Chemical modification and site-directed mutagenesis of methionine residues in recombinant human granulocyte colony-stimulating factor: Effect on stability and biological activity

Chemical modification and mutagenesis of methionines in recombinant human granulocyte colony-stimulating factor (G-CSF) were investigated. Selective oxidation of G-CSF by H2O2 and t-butyl hydroperoxide leads to generation of different oxidized forms. Four modified forms were isolated and shown to contain 1 to 4 oxidized methionyl residues, All methionines in G-CSF are reactive, with reaction kinetics following the order of Met(1)>Met(138)>Met(127)>>>Met(122). H2O2 oxidation of Met(122) is relatively slow and is biphasic with a faster second reaction phase being affected by the oxidation of Met(127). All oxidized forms retain gross G-CSF conformation similar to that of the native molecule and are able to bind the soluble G-CSF receptor. However, G-CSF form oxidized at both Met(127) and Met(122) is unstable and exhibits decreased ability to dimerize the receptor after exposure to acid or elevated temperature.
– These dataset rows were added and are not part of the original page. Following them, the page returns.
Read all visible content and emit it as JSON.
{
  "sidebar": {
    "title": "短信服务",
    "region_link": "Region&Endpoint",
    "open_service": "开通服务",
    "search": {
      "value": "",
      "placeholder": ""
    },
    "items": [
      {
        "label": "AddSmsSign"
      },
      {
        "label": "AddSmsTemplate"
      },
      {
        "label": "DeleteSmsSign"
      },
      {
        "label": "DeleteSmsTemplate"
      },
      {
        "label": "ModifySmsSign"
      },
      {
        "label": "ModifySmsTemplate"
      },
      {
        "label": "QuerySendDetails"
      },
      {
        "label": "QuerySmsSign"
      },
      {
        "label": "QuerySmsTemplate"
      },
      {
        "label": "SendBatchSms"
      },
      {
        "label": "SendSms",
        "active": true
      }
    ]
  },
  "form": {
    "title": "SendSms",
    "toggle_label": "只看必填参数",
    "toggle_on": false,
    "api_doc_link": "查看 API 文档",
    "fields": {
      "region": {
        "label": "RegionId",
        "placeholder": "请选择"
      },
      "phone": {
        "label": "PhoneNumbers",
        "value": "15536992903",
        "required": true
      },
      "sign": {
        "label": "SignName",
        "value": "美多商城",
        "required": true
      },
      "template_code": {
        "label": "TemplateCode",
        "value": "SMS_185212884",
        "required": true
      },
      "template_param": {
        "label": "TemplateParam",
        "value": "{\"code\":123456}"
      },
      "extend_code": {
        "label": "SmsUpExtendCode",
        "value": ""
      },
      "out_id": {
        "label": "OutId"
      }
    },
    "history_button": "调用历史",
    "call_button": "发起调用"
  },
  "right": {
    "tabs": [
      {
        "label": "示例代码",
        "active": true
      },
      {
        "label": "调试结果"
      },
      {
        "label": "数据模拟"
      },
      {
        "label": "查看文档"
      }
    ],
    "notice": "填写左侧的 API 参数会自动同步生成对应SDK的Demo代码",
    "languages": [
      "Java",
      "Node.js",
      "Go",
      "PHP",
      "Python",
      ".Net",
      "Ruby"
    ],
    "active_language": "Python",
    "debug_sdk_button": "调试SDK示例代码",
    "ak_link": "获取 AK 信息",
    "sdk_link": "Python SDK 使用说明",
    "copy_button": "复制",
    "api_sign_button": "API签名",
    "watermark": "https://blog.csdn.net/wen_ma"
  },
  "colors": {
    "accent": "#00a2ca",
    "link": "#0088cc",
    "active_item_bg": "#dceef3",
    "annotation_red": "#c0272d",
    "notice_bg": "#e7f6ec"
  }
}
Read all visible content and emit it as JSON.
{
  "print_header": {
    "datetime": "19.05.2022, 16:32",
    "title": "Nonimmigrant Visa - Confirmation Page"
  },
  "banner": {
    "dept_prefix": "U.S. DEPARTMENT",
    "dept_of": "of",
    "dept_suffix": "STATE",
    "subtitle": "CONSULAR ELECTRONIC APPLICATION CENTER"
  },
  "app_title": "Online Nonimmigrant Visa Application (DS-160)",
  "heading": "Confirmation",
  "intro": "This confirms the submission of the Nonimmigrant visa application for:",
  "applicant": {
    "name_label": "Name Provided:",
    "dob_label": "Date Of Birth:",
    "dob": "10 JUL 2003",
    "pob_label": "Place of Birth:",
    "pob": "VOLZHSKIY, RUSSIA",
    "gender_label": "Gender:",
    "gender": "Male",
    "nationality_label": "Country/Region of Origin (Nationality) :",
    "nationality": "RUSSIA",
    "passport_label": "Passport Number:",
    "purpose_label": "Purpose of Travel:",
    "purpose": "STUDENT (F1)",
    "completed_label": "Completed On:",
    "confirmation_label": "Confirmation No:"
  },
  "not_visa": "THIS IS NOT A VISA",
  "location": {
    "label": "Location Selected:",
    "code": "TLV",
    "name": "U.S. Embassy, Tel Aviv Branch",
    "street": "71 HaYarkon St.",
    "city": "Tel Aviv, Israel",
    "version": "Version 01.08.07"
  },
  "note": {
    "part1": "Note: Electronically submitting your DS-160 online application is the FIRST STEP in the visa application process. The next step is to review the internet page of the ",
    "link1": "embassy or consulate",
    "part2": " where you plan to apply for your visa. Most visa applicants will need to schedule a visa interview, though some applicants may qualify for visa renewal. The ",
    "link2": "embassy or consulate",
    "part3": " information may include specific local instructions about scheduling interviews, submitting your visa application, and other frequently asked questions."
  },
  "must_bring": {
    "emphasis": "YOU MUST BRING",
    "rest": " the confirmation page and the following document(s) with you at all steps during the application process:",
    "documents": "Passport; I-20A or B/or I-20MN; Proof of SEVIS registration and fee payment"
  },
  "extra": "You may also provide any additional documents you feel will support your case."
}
All modified forms, except Met(1)-oxidized G-CSF, also show significantly lower biological activity. Our data suggest that Met(138) is solvent accessible and its surrounding microenvironment may be critical for G-CSF function, whereas Met(127) is less accessible to solvent and Met(122) is near the hydrophobic core. Oxidation at both Met(127) and Met(122) results in alterations of G-CSF structure that affect the apparent molecular size, polarity, and stability and lead to the loss of G-CSF biological function. G-CSF variants with Leu replacement at Met(127) or at Met(138) are not completely resistant to oxidation-induced inactivation, while the variant with Leu replacement at both sites is more stable and can retain in vitro biological activity following oxidation. (C) 1999 Academic Press.